Personalization is the marketing buzzword of the moment. In a hyper-connected world where the average consumer is blasted with up to 10,000 brand messages per day, personalization becomes a strategic way for brands to break through the clutter. The demand is there as well, with 74% of consumers saying they become frustrated when they’re targeted with irrelevant offers and marketing messages. Luckily, advancements in technology and access to increased amounts of customer data have enabled brands to deliver more targeted messages.

Brands like Sephora use data from past purchase behavior to inform dynamic emails. For example, they’re able to take the average amount of time between specific product purchases and prompt customers to repurchase that product before they run out. This shows customers they’re listening by delivering a convenient reminder, and also boosts their bottom line by getting customers to restock from their store versus other retailers.

Sephora Email

Other brands like Spotify have taken data to comical lengths. At the end of 2017, they launched a campaign that mined user data for fun, silly habits and transformed them into billboards with the theme ‘2018 Goals.’

Spotify Campaign

These are just two examples of how brands are diving deep into customer data for marketing and customer engagement initiatives.

But are brands getting too personal?

Target was able to determine that a teen in Minnesota was pregnant based on her purchase behavior before she was able to communicate the news to her family. Rather than viewed as personalization, this was seen as intrusive. Target isn’t the only retailer to toe the line between engaging and creepy.

Think of the last time you searched for something on Amazon. Now think of how many times you saw an ad for that same item across channels and devices. Many retailers are able to identify a single customer across the various devices they use, which allows for better targeting for the retailer, but may feel intrusive for the customer.

As the amount of data brands and retailers have access to increases exponentially, they will have to be strategic about how they’re using that data. A customer who is part of a loyalty and engagement program is willingly sharing their data with so that they receive more personalized communication. However, those expectations can differ from the rest of the customer population as privacy concerns continue to be on the rise. At the end of the day, the customer must come first.

Utilizing personal and behavioral data to anticipate future behavior has become the golden standard for marketers. However, if leveraging that data only benefits the brand or retailer’s bottom line without delivering much value to their customer, or without the customer opting in to share that data, it’s more likely to result in misuse of customer data.

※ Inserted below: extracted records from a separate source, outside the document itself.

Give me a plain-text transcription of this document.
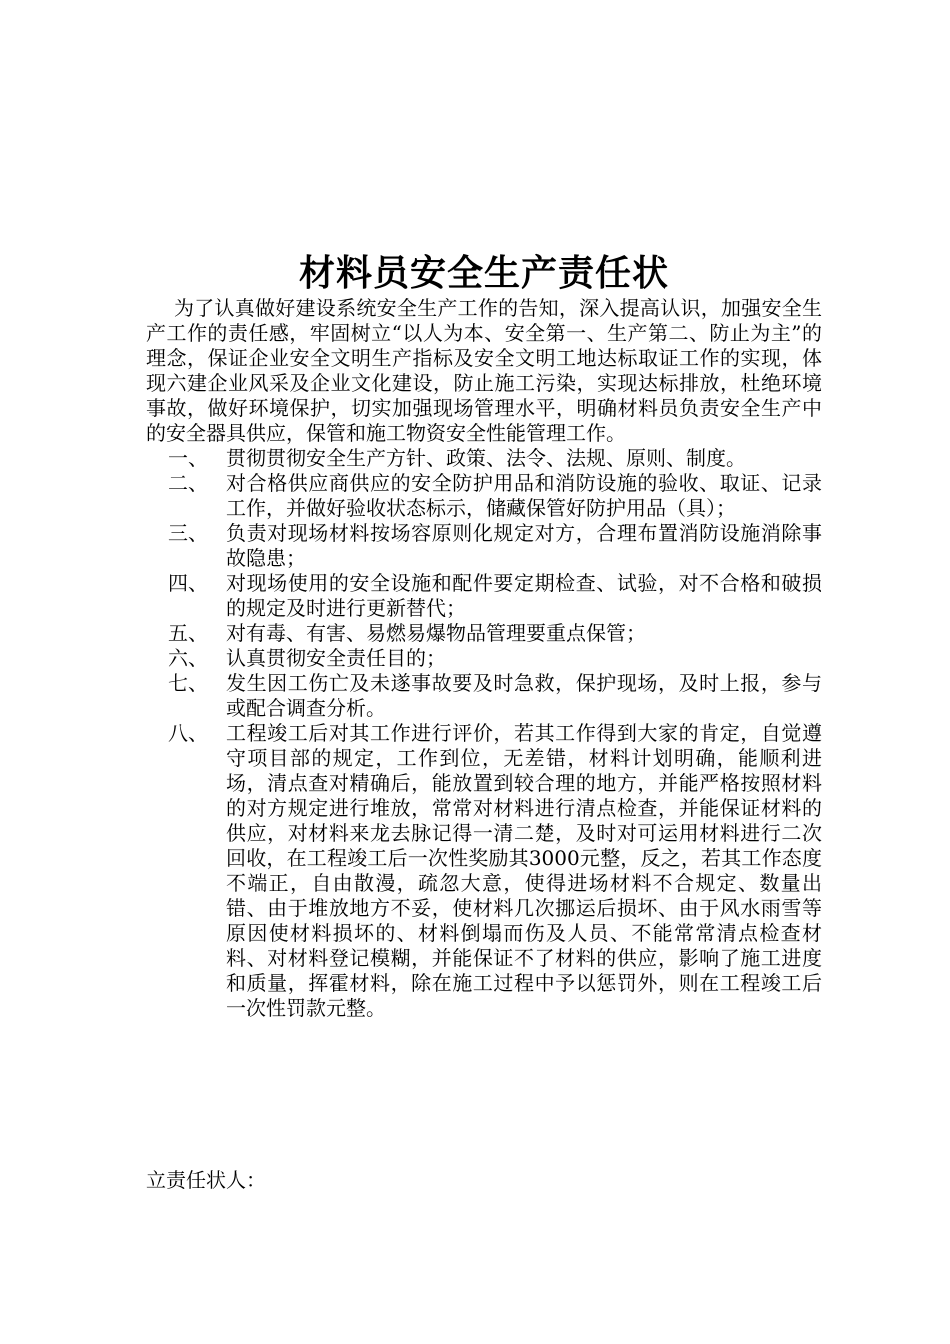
材料员安全生产责任状

为了认真做好建设系统安全生产工作的告知，深入提高认识，加强安全生产工作的责任感，牢固树立“以人为本、安全第一、生产第二、防止为主”的理念，保证企业安全文明生产指标及安全文明工地达标取证工作的实现，体现六建企业风采及企业文化建设，防止施工污染，实现达标排放，杜绝环境事故，做好环境保护，切实加强现场管理水平，明确材料员负责安全生产中的安全器具供应，保管和施工物资安全性能管理工作。

一、 贯彻贯彻安全生产方针、政策、法令、法规、原则、制度。
二、 对合格供应商供应的安全防护用品和消防设施的验收、取证、记录工作，并做好验收状态标示，储藏保管好防护用品（具）；
三、 负责对现场材料按场容原则化规定对方，合理布置消防设施消除事故隐患；
四、 对现场使用的安全设施和配件要定期检查、试验，对不合格和破损的规定及时进行更新替代；
五、 对有毒、有害、易燃易爆物品管理要重点保管；
六、 认真贯彻安全责任目的；
七、 发生因工伤亡及未遂事故要及时急救，保护现场，及时上报，参与或配合调查分析。
八、 工程竣工后对其工作进行评价，若其工作得到大家的肯定，自觉遵守项目部的规定，工作到位，无差错，材料计划明确，能顺利进场，清点查对精确后，能放置到较合理的地方，并能严格按照材料的对方规定进行堆放，常常对材料进行清点检查，并能保证材料的供应，对材料来龙去脉记得一清二楚，及时对可运用材料进行二次回收，在工程竣工后一次性奖励其3000元整，反之，若其工作态度不端正，自由散漫，疏忽大意，使得进场材料不合规定、数量出错、由于堆放地方不妥，使材料几次挪运后损坏、由于风水雨雪等原因使材料损坏的、材料倒塌而伤及人员、不能常常清点检查材料、对材料登记模糊，并能保证不了材料的供应，影响了施工进度和质量，挥霍材料，除在施工过程中予以惩罚外，则在工程竣工后一次性罚款元整。

立责任状人：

Consider the Target example again. The baby care industry is worth more than $30 billion, so naturally a retailer like Target would want to be the family’s retailer of choice as early as possible. By analyzing past customer data, Target was able to identify 25 products women buy when they are entering into their second trimester with nearly 87% accuracy. The case is still up for debate, but if Target is able to deliver value most of the time with offers and baby-specific content for soon-to-be mothers, does that justify fringe cases such as with the Minnesota teen?

There is no cut and dry formula for delivering personalized messaging without crossing the line to intrusiveness, but make sure customers are expecting these messages and have opted in. Brands and retailers can start by asking themselves the following questions:

  • Who is the audience?
  • Does this deliver value to the customer?
  • Will this enhance their overall customer experience?
  • Has the customer voluntarily shared this data?

Answering these questions with the customer top of mind should guide personalization decisions and shield brands from most of the potentially “creepy” backlash.